Medici ben preparati
Contemporaneamente, la Sapienza Università di Roma e Gemme Dormienti - un'associazione nata proprio con l’obiettivo di proteggere la fertilità nei pazienti oncologici e affetti da malattie croniche invalidanti, in particolare donne - hanno dato vita alla prima Scuola di Alta Formazione in Oncofertilità (sostenuta da una donazione liberale di Merck&Co tramite MSD).

Secondo le stime, infatti, nel 2012 soltanto il 4% delle donne con una malattia oncologica ha ricevuto le informazioni sulla salute riproduttiva. “Rispetto a qualche anno fa, oggi la situazione è migliore, soprattutto nei grandi poli oncologici e abbiamo delle eccellenze, sebbene, come sempre accade in Italia, esistano grandi differenze tra le regioni”, spiega Paolo Marchetti, direttore di Oncologia Medica dell'Azienda universitaria Sant'Andrea di Roma e co-direttore della scuola di alta formazione.

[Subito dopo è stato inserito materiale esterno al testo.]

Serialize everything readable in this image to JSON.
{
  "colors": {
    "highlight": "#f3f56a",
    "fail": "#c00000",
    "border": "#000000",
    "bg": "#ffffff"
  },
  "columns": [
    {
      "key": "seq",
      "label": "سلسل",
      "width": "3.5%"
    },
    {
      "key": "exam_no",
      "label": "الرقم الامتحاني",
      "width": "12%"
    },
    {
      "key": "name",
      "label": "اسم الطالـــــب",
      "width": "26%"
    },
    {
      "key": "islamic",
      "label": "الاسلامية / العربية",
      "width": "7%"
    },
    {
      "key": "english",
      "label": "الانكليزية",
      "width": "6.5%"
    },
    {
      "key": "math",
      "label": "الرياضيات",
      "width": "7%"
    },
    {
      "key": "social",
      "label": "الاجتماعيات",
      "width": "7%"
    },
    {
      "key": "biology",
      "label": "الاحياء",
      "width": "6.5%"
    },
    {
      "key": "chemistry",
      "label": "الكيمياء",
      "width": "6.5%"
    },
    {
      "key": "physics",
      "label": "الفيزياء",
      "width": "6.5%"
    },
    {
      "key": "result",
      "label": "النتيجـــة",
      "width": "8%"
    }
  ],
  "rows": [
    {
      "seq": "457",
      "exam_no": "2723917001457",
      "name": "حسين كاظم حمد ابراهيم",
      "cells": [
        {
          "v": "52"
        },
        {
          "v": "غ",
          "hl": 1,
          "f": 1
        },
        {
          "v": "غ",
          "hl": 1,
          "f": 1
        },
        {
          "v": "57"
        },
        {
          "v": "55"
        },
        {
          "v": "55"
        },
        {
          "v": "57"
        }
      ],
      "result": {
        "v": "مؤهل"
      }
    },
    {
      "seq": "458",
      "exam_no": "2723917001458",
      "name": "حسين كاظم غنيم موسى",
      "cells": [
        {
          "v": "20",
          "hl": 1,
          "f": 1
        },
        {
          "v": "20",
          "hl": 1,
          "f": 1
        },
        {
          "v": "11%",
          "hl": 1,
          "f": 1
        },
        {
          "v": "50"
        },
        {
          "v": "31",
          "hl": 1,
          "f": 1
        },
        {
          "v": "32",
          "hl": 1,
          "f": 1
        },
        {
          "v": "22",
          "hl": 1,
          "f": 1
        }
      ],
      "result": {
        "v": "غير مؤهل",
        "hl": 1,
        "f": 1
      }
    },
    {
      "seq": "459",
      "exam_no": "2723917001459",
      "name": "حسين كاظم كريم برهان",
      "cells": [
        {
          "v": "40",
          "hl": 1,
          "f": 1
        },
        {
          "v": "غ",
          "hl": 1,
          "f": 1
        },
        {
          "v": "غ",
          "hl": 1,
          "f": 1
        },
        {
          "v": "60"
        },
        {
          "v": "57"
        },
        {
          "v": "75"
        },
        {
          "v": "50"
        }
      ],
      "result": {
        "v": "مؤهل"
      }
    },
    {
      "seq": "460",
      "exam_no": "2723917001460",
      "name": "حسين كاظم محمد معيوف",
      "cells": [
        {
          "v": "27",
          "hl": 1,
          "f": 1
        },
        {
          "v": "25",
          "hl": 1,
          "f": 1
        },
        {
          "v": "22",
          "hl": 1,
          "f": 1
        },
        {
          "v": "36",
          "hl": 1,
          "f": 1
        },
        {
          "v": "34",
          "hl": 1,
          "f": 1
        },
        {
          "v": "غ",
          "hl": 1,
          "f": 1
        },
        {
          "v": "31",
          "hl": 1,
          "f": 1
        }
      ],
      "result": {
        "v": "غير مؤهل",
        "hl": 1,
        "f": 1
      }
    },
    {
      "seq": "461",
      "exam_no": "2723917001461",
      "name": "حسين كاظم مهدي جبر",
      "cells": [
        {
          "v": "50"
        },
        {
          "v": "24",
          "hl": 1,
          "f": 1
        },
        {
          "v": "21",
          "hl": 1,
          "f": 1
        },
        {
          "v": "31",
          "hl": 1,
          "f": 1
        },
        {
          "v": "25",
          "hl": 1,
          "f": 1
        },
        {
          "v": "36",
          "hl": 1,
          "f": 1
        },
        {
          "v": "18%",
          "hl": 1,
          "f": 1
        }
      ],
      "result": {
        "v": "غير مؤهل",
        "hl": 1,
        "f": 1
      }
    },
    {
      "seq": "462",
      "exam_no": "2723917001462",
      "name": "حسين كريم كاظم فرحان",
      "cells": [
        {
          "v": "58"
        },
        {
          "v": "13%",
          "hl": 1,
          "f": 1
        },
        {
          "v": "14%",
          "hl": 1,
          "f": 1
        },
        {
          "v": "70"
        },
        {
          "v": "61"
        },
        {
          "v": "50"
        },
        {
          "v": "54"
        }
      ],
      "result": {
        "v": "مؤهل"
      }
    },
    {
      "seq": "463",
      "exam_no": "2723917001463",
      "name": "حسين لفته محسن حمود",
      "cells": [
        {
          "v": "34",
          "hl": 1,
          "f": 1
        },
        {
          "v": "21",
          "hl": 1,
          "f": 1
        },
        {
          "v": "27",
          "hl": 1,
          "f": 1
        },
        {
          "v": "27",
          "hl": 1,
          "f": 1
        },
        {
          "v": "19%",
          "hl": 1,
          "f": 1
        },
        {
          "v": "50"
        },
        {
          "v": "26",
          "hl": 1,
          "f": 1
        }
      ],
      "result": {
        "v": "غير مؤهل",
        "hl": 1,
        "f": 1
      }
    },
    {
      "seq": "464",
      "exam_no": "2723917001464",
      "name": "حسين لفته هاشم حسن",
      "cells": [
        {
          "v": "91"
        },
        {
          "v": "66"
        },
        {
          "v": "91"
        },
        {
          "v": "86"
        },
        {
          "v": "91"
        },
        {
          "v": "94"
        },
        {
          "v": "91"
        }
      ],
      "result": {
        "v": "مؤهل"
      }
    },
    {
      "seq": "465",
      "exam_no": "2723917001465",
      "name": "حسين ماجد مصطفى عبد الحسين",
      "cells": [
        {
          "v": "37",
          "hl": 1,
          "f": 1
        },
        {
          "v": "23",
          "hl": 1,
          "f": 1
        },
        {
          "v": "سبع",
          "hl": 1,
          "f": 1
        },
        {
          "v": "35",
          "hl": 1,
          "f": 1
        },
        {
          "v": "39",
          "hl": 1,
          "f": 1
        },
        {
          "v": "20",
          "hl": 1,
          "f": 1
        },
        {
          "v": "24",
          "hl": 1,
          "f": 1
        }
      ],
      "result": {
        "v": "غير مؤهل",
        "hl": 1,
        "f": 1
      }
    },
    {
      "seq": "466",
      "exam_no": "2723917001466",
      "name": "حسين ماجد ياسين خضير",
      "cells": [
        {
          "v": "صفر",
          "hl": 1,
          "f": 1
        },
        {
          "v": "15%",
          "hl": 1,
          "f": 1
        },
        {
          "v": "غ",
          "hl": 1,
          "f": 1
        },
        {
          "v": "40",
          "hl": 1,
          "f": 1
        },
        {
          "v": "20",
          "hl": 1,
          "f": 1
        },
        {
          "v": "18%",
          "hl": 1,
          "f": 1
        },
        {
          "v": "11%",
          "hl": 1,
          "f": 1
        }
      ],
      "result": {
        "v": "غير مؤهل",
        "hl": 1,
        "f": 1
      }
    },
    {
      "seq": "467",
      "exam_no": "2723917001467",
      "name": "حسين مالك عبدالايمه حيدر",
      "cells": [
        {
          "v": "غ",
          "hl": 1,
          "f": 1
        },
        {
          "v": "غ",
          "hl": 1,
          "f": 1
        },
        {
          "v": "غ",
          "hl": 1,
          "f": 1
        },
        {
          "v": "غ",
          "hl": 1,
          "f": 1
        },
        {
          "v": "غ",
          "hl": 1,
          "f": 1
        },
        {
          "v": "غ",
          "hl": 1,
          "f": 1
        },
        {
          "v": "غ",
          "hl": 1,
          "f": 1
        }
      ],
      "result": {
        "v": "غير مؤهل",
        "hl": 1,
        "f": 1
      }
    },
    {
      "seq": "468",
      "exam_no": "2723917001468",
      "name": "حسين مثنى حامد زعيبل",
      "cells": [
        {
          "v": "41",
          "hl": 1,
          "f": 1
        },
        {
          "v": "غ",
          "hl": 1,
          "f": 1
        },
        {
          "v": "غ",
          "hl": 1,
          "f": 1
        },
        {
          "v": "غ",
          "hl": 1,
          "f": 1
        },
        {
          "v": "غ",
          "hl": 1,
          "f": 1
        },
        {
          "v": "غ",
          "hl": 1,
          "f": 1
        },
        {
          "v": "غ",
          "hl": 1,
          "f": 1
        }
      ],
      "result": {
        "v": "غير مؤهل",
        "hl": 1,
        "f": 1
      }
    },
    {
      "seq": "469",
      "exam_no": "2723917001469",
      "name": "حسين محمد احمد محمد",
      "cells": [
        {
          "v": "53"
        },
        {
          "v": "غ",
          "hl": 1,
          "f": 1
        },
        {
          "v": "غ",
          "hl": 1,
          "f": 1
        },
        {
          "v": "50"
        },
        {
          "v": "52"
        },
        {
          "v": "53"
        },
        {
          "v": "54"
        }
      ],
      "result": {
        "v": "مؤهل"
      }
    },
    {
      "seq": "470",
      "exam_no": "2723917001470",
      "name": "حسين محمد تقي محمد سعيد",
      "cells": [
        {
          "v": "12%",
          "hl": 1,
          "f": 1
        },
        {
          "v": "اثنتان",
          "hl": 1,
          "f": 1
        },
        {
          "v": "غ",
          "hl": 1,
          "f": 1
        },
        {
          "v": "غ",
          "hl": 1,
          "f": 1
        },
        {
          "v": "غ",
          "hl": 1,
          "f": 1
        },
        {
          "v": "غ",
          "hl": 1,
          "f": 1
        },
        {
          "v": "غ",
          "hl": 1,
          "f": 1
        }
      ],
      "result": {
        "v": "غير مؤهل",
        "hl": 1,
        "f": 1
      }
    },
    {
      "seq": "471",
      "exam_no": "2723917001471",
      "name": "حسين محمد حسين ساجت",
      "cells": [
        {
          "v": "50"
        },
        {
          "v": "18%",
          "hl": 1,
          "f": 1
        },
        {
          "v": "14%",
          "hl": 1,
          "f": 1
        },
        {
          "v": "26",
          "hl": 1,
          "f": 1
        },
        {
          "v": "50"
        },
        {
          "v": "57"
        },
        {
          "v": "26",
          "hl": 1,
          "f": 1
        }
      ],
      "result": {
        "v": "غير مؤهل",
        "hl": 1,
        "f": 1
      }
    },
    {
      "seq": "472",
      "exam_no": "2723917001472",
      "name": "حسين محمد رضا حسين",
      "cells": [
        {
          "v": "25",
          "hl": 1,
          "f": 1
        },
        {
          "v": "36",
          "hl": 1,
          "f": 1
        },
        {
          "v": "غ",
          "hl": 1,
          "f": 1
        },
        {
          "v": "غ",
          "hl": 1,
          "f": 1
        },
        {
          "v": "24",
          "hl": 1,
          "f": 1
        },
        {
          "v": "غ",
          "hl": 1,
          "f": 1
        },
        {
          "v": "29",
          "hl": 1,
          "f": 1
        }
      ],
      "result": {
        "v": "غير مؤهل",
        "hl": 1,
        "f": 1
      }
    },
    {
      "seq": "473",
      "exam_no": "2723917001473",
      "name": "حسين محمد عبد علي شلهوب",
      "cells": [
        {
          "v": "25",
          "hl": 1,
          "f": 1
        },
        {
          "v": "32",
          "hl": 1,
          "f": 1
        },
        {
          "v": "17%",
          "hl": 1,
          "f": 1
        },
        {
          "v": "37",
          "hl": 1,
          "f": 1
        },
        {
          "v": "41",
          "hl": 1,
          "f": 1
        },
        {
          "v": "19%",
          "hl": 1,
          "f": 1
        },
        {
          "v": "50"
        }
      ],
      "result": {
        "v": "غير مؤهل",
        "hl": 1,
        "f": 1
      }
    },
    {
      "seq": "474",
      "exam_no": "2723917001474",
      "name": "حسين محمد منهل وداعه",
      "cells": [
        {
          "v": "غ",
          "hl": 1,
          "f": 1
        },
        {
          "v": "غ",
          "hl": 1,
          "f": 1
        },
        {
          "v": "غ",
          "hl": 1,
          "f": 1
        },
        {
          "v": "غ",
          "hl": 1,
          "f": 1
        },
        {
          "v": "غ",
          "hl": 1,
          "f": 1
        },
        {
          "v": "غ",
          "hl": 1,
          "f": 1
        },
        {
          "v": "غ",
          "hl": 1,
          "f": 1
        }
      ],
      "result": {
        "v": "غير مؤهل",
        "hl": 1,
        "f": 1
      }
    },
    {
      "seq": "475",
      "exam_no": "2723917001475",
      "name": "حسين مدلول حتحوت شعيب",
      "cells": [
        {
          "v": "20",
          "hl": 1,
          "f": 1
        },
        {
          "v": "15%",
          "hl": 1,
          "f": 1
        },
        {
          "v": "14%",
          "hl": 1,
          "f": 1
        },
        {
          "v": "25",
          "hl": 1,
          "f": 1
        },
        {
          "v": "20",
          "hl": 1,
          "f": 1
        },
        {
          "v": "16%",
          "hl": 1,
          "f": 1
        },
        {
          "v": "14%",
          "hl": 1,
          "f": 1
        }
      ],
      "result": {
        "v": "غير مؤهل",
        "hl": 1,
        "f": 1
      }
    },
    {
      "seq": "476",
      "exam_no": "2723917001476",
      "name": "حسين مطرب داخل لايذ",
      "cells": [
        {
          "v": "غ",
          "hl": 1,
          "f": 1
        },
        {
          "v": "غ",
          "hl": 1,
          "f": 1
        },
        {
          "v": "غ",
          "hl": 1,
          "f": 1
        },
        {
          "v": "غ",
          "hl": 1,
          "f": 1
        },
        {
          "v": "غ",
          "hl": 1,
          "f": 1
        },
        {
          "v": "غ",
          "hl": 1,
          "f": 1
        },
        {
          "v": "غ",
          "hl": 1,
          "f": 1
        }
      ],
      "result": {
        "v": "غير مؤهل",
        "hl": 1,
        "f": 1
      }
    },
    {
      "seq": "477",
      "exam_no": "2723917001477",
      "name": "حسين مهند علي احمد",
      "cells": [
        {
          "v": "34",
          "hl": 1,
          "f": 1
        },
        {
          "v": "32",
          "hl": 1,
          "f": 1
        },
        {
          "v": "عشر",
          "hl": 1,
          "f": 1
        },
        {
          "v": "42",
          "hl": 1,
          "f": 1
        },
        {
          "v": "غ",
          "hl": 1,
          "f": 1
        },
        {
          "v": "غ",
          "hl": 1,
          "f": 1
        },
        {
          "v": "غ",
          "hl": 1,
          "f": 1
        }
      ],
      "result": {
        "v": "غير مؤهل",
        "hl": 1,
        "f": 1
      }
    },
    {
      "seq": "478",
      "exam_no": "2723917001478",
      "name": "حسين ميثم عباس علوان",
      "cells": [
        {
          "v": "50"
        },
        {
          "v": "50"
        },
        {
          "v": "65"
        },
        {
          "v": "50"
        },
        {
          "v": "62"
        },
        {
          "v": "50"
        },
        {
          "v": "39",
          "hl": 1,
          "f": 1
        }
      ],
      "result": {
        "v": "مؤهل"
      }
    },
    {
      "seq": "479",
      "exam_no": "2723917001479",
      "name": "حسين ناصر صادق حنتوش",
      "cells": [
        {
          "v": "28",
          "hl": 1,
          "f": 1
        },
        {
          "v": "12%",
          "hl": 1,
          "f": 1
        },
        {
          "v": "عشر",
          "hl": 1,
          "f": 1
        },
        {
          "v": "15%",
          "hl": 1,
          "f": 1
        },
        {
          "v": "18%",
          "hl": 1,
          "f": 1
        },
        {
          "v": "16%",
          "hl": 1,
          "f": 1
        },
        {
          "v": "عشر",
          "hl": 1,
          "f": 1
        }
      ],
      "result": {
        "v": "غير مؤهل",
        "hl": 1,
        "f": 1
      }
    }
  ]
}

A ispirare la nascita di questo percorso teorico-pratico – che è partito ad aprile e che proseguirà per un anno – è stata proprio l'importanza di comunicare alla paziente, in un momento molto delicato della sua vita, la possibilità di intervenire per tutelarla, e di farlo nel modo corretto: “L'ovaio ha una funzione riproduttiva, ma anche di protezione della salute generale: andare in menopausa a 54 anni o a 38 fa una grande differenza e questo le donne hanno il diritto di saperlo. Dobbiamo garantire che tutte queste donne abbiano le stesse possibilità di ricevere le cura più adatta al proprio caso", continua Marchetti: "Per realizzare questo, serve un grande scambio di informazioni: i medici devono conoscere le diverse modalità di preservazione, tutti gli aspetti alla base del danno da farmaco e quelli biologici. E, nondimeno, la psicologia alla base della comunicazione tra medico e paziente per arrivare, insieme, a una scelta ragionata e condivisa”.